The Effects of Traffic Noise on a Child’s Cognitive Development

Noise pollution comes in different forms, but one major contributor is daily traffic. When you grow up in a city, traffic becomes part of your daily life. You’ll get accustomed to the noise, but many people aren’t aware that too much traffic noise harms one’s health. Exposure to noise pollution almost daily can affect a child’s cognitive development. Most significantly, when kids go to school — traffic is a common experience for children worldwide. Traffic is a global problem — not just because it badly alters daily schedules but for someone’s health.

Photo: Wikimedia Commons/Tokota

Due to this ongoing problem, a study was conducted to prove traffic noise’s impact on child cognitive development. The research was a part of the BREATHE project led by scientists Maria Foraster and Jordi Sunyer. The BREATHE project was established to further study air quality and encourage people to support their advocacy. 2,680 children between the ages of 7 and 10 years old participated in the study. Their experiment focuses on the two abilities that enhance promptly during the preadolescence stage, and those two were attention and working memory. The research occurred between 2012 and 2013 with the participation of 38 schools from Barcelona.

“Our study supports the hypothesis that childhood is a vulnerable period during which external stimuli such as noise can affect the rapid process of cognitive development that takes place before adolescence,” said Jordi Sunyer. The participants took a cognitive exam four times within twelve months and gathered noise measurements from school playgrounds and classrooms in that same period. After assessing the collected data, it was discovered that working memory and attention development was stagnant in children exposed to harsh traffic noise.

Photo: PxHere/Q000024

According to the results, a 5-decibel increase in outdoor noise level led to working memory progress of 11.4%, which was slower than average. The complex working memory development was 23.5% slower than the standard rate. The recorded result for attention progress rate was 4.8% slower than average. As for the indoor noise level observation, children exposed to noisy playgrounds have low school exam results. Noisy classrooms also severely affect the child’s attention and their working memory.

“This finding suggests that noise peaks inside the classroom may be more disruptive to neurodevelopment than average decibel level,” said Dr. Maria Foraster. “This is important because it supports the hypothesis that noise characteristics may be more influential than average noise levels, despite the fact that current policies are based solely on average decibels,” she added.

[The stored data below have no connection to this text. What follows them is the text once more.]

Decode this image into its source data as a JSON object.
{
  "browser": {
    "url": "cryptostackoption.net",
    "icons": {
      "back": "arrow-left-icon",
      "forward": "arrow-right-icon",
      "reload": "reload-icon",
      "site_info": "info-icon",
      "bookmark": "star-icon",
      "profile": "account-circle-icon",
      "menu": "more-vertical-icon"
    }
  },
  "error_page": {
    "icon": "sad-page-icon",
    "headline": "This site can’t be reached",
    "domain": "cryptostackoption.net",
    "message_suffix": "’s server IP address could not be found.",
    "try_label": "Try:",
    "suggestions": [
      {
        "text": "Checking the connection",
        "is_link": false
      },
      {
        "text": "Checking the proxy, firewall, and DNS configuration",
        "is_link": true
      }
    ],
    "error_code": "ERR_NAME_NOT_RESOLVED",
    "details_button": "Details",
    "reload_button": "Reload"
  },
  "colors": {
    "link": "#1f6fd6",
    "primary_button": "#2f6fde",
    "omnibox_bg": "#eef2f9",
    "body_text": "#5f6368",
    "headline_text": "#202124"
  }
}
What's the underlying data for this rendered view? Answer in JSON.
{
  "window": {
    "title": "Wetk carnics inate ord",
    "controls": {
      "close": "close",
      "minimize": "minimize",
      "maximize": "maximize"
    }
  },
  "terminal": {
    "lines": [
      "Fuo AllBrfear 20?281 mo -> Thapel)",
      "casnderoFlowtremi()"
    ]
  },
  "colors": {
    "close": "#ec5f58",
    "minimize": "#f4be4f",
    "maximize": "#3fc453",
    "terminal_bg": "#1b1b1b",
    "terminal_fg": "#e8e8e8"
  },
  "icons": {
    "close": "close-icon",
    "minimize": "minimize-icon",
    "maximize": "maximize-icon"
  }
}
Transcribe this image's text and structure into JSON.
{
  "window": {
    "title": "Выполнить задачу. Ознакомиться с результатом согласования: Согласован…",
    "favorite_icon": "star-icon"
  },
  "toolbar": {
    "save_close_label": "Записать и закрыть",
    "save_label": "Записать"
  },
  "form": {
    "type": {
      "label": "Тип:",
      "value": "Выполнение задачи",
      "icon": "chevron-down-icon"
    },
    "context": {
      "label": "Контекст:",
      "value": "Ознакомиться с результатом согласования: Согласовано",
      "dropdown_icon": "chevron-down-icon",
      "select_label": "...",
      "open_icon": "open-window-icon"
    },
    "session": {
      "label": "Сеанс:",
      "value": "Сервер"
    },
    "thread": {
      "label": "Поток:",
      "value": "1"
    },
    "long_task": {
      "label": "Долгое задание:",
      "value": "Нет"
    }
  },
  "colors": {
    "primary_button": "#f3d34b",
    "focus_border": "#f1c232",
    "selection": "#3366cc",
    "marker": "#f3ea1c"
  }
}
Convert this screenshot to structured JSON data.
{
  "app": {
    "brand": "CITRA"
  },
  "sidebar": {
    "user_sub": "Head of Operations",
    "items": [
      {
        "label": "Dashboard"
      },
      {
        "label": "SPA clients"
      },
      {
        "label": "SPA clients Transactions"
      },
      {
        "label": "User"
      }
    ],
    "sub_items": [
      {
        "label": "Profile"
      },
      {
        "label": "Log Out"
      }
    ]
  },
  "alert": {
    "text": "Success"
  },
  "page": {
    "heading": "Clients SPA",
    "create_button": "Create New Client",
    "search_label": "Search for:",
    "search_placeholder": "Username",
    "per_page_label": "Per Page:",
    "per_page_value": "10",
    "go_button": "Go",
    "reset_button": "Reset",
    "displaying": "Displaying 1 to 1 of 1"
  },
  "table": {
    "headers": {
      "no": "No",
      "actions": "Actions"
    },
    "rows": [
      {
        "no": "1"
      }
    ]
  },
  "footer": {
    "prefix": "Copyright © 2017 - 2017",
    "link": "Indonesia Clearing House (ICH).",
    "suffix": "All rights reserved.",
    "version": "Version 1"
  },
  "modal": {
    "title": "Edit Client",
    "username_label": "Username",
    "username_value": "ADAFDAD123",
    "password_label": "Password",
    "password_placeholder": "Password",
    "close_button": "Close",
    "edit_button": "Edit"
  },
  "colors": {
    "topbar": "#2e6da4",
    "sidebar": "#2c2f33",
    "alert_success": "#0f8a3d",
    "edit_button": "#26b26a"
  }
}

Photo: Pixnio/Amanda Mills, USCDCP

Furthermore, the research was extended to noise levels at home based on Barcelona’s 2012 road traffic noise map. The team found out that there was no relation between residential noise and cognitive development. “This could be because noise exposure at school is more detrimental as it affects vulnerable windows of concentration and learning processes,” Dr. Forester said. “On the other hand, although noise measurements were taken at the schools, noise levels at the children’s homes were estimated using a noise map that may be less accurate and, in any case, only reflected outdoor noise. This, too, may have influenced the results.”

Due to the results, the research team will further conduct studies that will strengthen their hypothesis. They will gather more information from testing the experiment in different settings and locations. The data collected in the research will be included in a separate study about the exposure of children at schools to aircraft noise and air pollution from traffic.